Looking at annual NAND flash output data from market researcher Omdia obtained by ChosunBiz on the 12th, Samsung Electronics has revised this year's NAND wafer production target down to about 4.72 million units, around 7% less than the previous year (5.07 million). Kioxia also adjusted output from 4.8 million last year to 4.69 million this year. Omdia expects the production-cut stance of Samsung Electronics and Kioxia to continue into next year.

SK hynix and Micron are also conservatively limiting output to capture the effect of higher prices. SK hynix's NAND output fell about 10%, from 2.01 million units last year to around 1.8 million this year. Micron is in a similar situation. Micron is keeping production at its largest NAND base, the Fab 7 plant in Singapore, in the low 300,000-unit range, maintaining a conservative supply posture.

As major suppliers move in unison to control output, the average selling price (ASP) of NAND products is also rising sharply. NAND prices, which rose 15% in the last quarter alone, could surge by 40%–50% or more going forward, according to overseas market research firms. According to TrendForce, the wafer spot price of the widely used 512Gb triple-level cell (TLC) NAND chip rose 14.2% from the previous week to $5.51. The spot price is the price for immediate transactions in the distribution market, and an increase in this price means it has become harder to obtain the product.

A shortage of TLC-based NAND volumes also means major NAND suppliers are focusing on the more profitable QLC instead of TLC. QLC and TLC refer to the number of bits stored in a single cell, the basic unit of NAND flash. TLC stores 3 bits per cell, while QLC can store 4. With the same area, QLC can secure 30% more capacity than TLC, making it advantageous for producing large-capacity SSDs essential for AI data centers.

An industry official said, "In the process of converting existing TLC-based NAND production lines to QLC, which is essential for SSDs for AI data centers, a natural production-cut effect is occurring at all four major suppliers as some TLC NAND production equipment stops," and added, "As a rule, the 'loss' in output that occurs during equipment and process conversions leads to a sharp rise in market prices."
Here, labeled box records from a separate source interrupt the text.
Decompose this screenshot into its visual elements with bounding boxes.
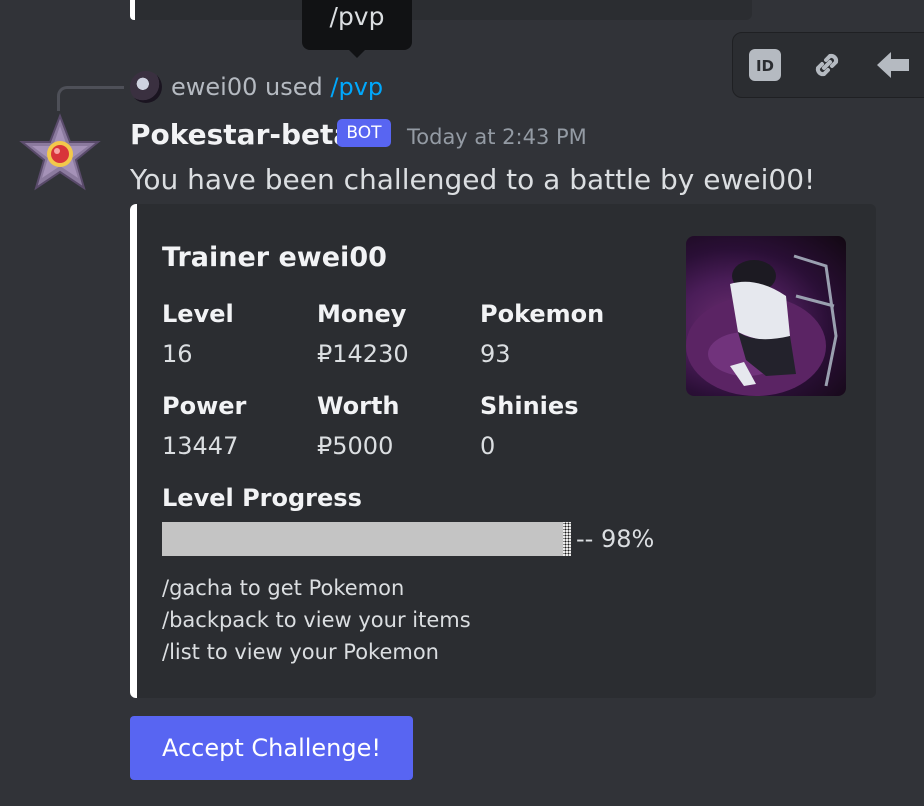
command-usage-line: ewei00 used /pvp [171, 70, 383, 104]
field-level-value: 16 [162, 340, 193, 368]
level-progress-bar [162, 522, 571, 556]
help-line-list: /list to view your Pokemon [162, 640, 439, 664]
field-pokemon-value: 93 [480, 340, 511, 368]
reply-user-avatar[interactable] [130, 71, 162, 103]
reply-verb: used [265, 73, 323, 101]
reply-username[interactable]: ewei00 [171, 73, 257, 101]
command-link[interactable]: /pvp [330, 73, 383, 101]
bot-tag: BOT [337, 119, 391, 147]
svg-text:ID: ID [756, 57, 774, 75]
message-toolbar: ID [732, 32, 924, 98]
link-icon [815, 53, 839, 77]
field-pokemon-name: Pokemon [480, 300, 605, 328]
level-progress-label: Level Progress [162, 484, 362, 512]
command-tooltip: /pvp [302, 0, 412, 58]
thumbnail-image [686, 254, 838, 396]
field-money-name: Money [317, 300, 407, 328]
embed-title: Trainer ewei00 [162, 242, 387, 273]
accept-challenge-button[interactable]: Accept Challenge! [130, 716, 413, 780]
field-worth-name: Worth [317, 392, 400, 420]
reply-spine [57, 86, 124, 111]
reply-arrow-icon [877, 52, 909, 78]
field-level-name: Level [162, 300, 234, 328]
trainer-thumbnail[interactable] [686, 236, 846, 396]
copy-id-button[interactable]: ID [745, 45, 785, 85]
field-worth-value: ₽5000 [317, 432, 394, 460]
id-card-icon: ID [749, 49, 781, 81]
help-line-gacha: /gacha to get Pokemon [162, 576, 405, 600]
author-name[interactable]: Pokestar-beta [130, 115, 352, 155]
embed-accent-bar [130, 204, 137, 698]
previous-embed-accent-bar [130, 0, 135, 20]
trainer-embed: Trainer ewei00 Level 16 Money ₽14230 Pok… [130, 204, 876, 698]
level-progress-text: -- 98% [576, 525, 655, 553]
field-shinies-name: Shinies [480, 392, 579, 420]
message-content: You have been challenged to a battle by … [130, 163, 816, 196]
previous-embed [130, 0, 752, 20]
bot-avatar[interactable] [18, 112, 102, 196]
reply-button[interactable] [871, 45, 911, 85]
field-money-value: ₽14230 [317, 340, 409, 368]
level-progress-fill [162, 522, 563, 556]
field-power-value: 13447 [162, 432, 239, 460]
message-timestamp[interactable]: Today at 2:43 PM [407, 122, 587, 152]
field-power-name: Power [162, 392, 247, 420]
field-shinies-value: 0 [480, 432, 496, 460]
copy-link-button[interactable] [807, 45, 847, 85]
help-line-backpack: /backpack to view your items [162, 608, 471, 632]
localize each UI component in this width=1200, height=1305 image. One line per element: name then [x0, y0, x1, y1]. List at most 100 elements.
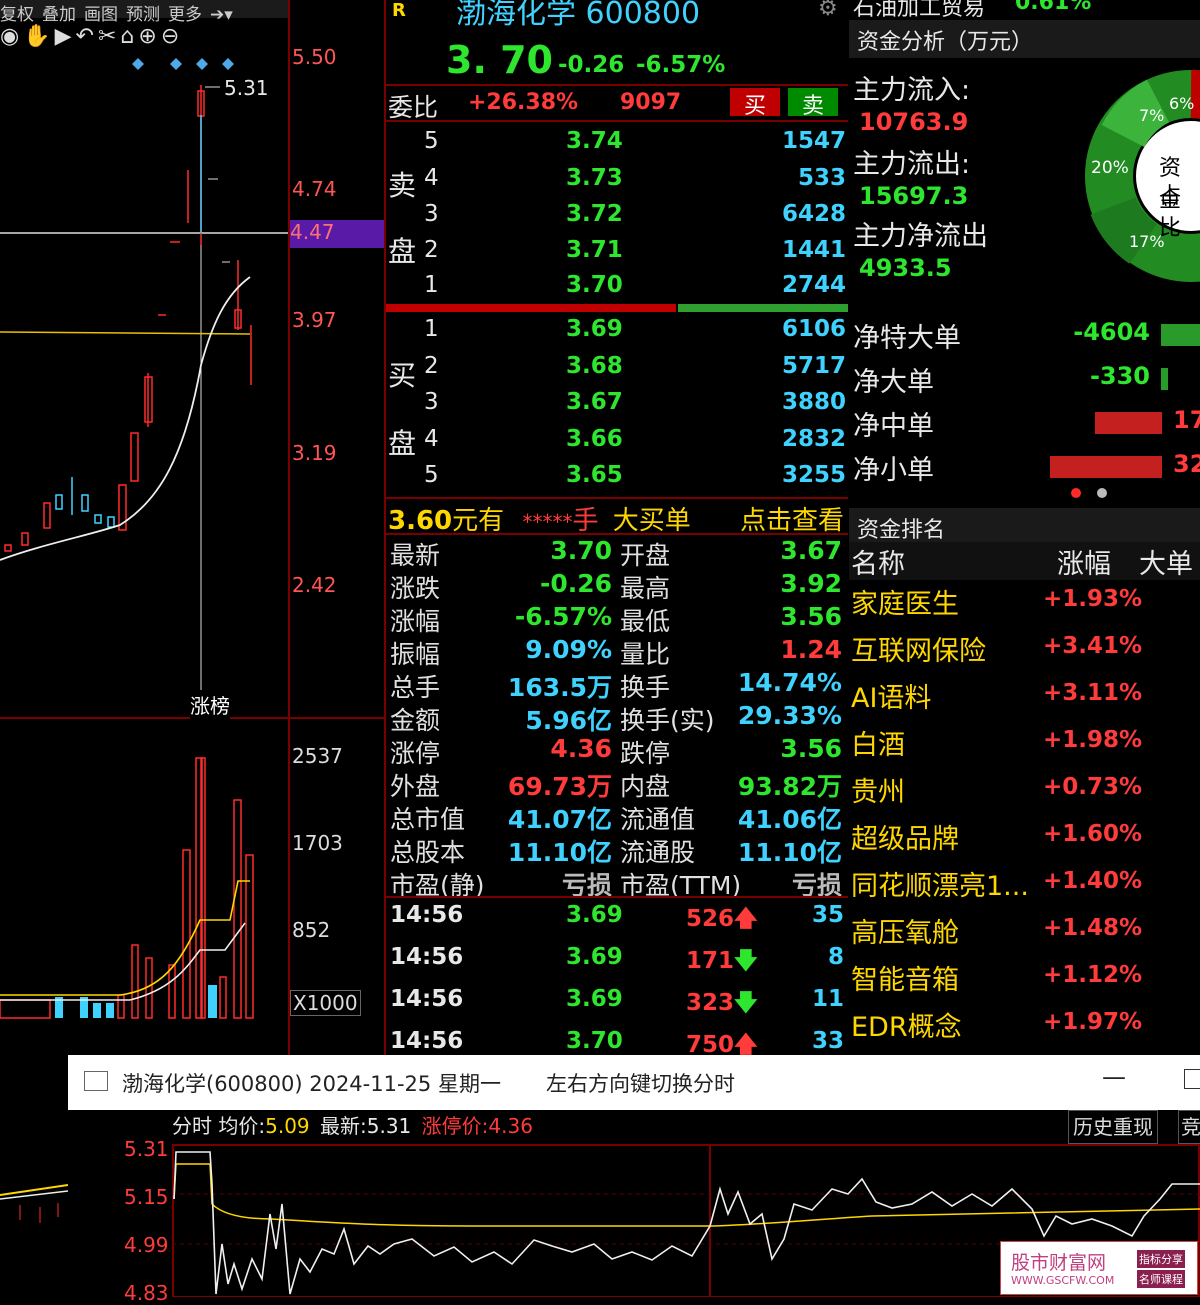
- quote-key: 金额: [390, 706, 441, 735]
- rank-row[interactable]: EDR概念 +1.97%: [849, 1005, 1200, 1051]
- buy-level-3[interactable]: 3 3.67 3880: [386, 389, 848, 425]
- hand-icon[interactable]: ✋: [23, 24, 54, 49]
- col-name[interactable]: 名称: [851, 542, 905, 581]
- rank-row[interactable]: 贵州 +0.73%: [849, 770, 1200, 816]
- concept-name: 高压氧舱: [851, 918, 959, 949]
- toolbar-item-huatu[interactable]: 画图: [84, 5, 118, 25]
- sector-change: 0.61%: [1015, 0, 1092, 15]
- toolbar-item-fuquan[interactable]: 复权: [0, 5, 34, 25]
- undo-icon[interactable]: ↶: [76, 24, 98, 49]
- kline-chart[interactable]: 5.31: [0, 55, 288, 1055]
- tick-price: 3.69: [566, 986, 623, 1012]
- net-flow-label: 净特大单: [853, 323, 961, 354]
- price-axis-label: 3.19: [292, 441, 337, 465]
- quote-key: 换手: [620, 673, 671, 702]
- net-flow-value: -330: [1089, 362, 1150, 390]
- page-dot[interactable]: [1097, 488, 1107, 498]
- quote-value: 1.24: [780, 635, 842, 664]
- sell-level-2[interactable]: 2 3.71 1441: [386, 237, 848, 273]
- tick-row[interactable]: 14:56 3.69 323🡇 11: [386, 986, 846, 1028]
- buy-button[interactable]: 买: [730, 88, 780, 119]
- fund-panel: 石油加工贸易 0.61% 资金分析（万元） 主力流入: 10763.9 主力流出…: [849, 0, 1200, 1055]
- mini-kline-strip: [0, 1184, 68, 1223]
- rank-row[interactable]: 家庭医生 +1.93%: [849, 582, 1200, 628]
- tick-row[interactable]: 14:56 3.69 171🡇 8: [386, 944, 846, 986]
- concept-change: +1.48%: [1043, 915, 1143, 941]
- rank-row[interactable]: 超级品牌 +1.60%: [849, 817, 1200, 863]
- rank-row[interactable]: 同花顺漂亮1... +1.40%: [849, 864, 1200, 910]
- eye-icon[interactable]: ◉: [0, 24, 23, 49]
- zoom-out-icon[interactable]: ⊖: [161, 24, 183, 49]
- main-net-value: 4933.5: [859, 254, 952, 282]
- chart-tool-icons: ◉✋▶↶✂⌂⊕⊖: [0, 24, 290, 56]
- rank-tag[interactable]: 涨榜: [190, 690, 230, 719]
- quote-key: 总市值: [390, 805, 466, 834]
- concept-name: 同花顺漂亮1...: [851, 871, 1029, 902]
- sector-name[interactable]: 石油加工贸易: [853, 0, 985, 22]
- popup-titlebar[interactable]: 渤海化学(600800) 2024-11-25 星期一 左右方向键切换分时 —: [68, 1055, 1200, 1110]
- donut-pct: 20%: [1091, 158, 1129, 178]
- history-replay-button[interactable]: 历史重现: [1068, 1110, 1158, 1144]
- play-icon[interactable]: ▶: [55, 24, 76, 49]
- price-axis-label: 5.50: [292, 45, 337, 69]
- intraday-axis-label: 5.31: [124, 1137, 169, 1161]
- rank-row[interactable]: 白酒 +1.98%: [849, 723, 1200, 769]
- sell-button[interactable]: 卖: [788, 88, 838, 119]
- col-change[interactable]: 涨幅: [1057, 542, 1111, 581]
- rank-row[interactable]: 互联网保险 +3.41%: [849, 629, 1200, 675]
- sell-level-4[interactable]: 4 3.73 533: [386, 165, 848, 201]
- toolbar-item-diejia[interactable]: 叠加: [42, 5, 76, 25]
- more-button[interactable]: 竞: [1178, 1110, 1200, 1144]
- lock-icon[interactable]: ⌂: [120, 24, 138, 49]
- quote-row: 涨停 4.36 跌停 3.56: [386, 734, 846, 768]
- buy-level-4[interactable]: 4 3.66 2832: [386, 426, 848, 462]
- quote-row: 总手 163.5万 换手 14.74%: [386, 668, 846, 702]
- donut-pct: 6%: [1169, 94, 1195, 113]
- net-flow-label: 净中单: [853, 411, 934, 442]
- gear-icon[interactable]: ⚙: [818, 0, 838, 21]
- price-axis-current: 4.47: [290, 220, 384, 248]
- view-big-order-link[interactable]: 点击查看: [740, 500, 844, 537]
- big-order-bar[interactable]: 3.60元有 *****手 大买单 点击查看: [388, 500, 848, 537]
- price-change: -0.26: [558, 52, 625, 78]
- rank-row[interactable]: 高压氧舱 +1.48%: [849, 911, 1200, 957]
- buy-level-1[interactable]: 1 3.69 6106: [386, 316, 848, 352]
- quote-row: 最新 3.70 开盘 3.67: [386, 536, 846, 570]
- rank-row[interactable]: 智能音箱 +1.12%: [849, 958, 1200, 1004]
- buy-level-2[interactable]: 2 3.68 5717: [386, 353, 848, 389]
- toolbar-item-yuce[interactable]: 预测: [126, 5, 160, 25]
- sell-level-3[interactable]: 3 3.72 6428: [386, 201, 848, 237]
- net-flow-row: 净中单 17: [853, 404, 1200, 444]
- minimize-icon[interactable]: —: [1102, 1063, 1126, 1091]
- tick-row[interactable]: 14:56 3.69 526🡅 35: [386, 902, 846, 944]
- rank-row[interactable]: AI语料 +3.11%: [849, 676, 1200, 722]
- tick-volume: 526🡅: [686, 906, 758, 932]
- net-flow-label: 净小单: [853, 455, 934, 486]
- concept-change: +1.12%: [1043, 962, 1143, 988]
- tick-price: 3.70: [566, 1028, 623, 1054]
- sell-level-1[interactable]: 1 3.70 2744: [386, 272, 848, 308]
- col-big-order[interactable]: 大单: [1139, 542, 1193, 581]
- popup-hint: 左右方向键切换分时: [546, 1072, 735, 1096]
- concept-change: +3.11%: [1043, 680, 1143, 706]
- price-axis-label: 4.74: [292, 177, 337, 201]
- page-dot-active[interactable]: [1071, 488, 1081, 498]
- peak-label: 5.31: [224, 76, 269, 100]
- concept-change: +1.93%: [1043, 586, 1143, 612]
- quote-key: 内盘: [620, 772, 671, 801]
- maximize-icon[interactable]: [1184, 1069, 1200, 1089]
- scissors-icon[interactable]: ✂: [98, 24, 120, 49]
- intraday-axis-label: 4.99: [124, 1233, 169, 1257]
- toolbar-item-more[interactable]: 更多: [168, 5, 202, 25]
- arrow-menu-icon[interactable]: ➔▾: [210, 5, 233, 25]
- quote-key: 流通股: [620, 838, 696, 867]
- buy-level-5[interactable]: 5 3.65 3255: [386, 462, 848, 498]
- quote-value: 93.82万: [737, 772, 842, 801]
- concept-change: +0.73%: [1043, 774, 1143, 800]
- zoom-in-icon[interactable]: ⊕: [138, 24, 160, 49]
- quote-key: 最低: [620, 607, 671, 636]
- sell-level-5[interactable]: 5 3.74 1547: [386, 128, 848, 164]
- quote-value: 3.56: [780, 602, 842, 631]
- margin-badge: R: [392, 0, 406, 21]
- net-flow-row: 净特大单 -4604: [853, 316, 1200, 356]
Meanwhile, Samsung Electronics and SK hynix, which had long struggled with oversupply, have moved to maximize profitability amid signs of NAND price hikes. Earlier, U.S.-based SanDisk was reported to have raised contract prices for NAND products by up to about 50% starting this month. With major North American big tech firms engaging in "panic buying" on concerns over a sharp rise in NAND prices, some analysts say next year's NAND supply volumes are already sold out.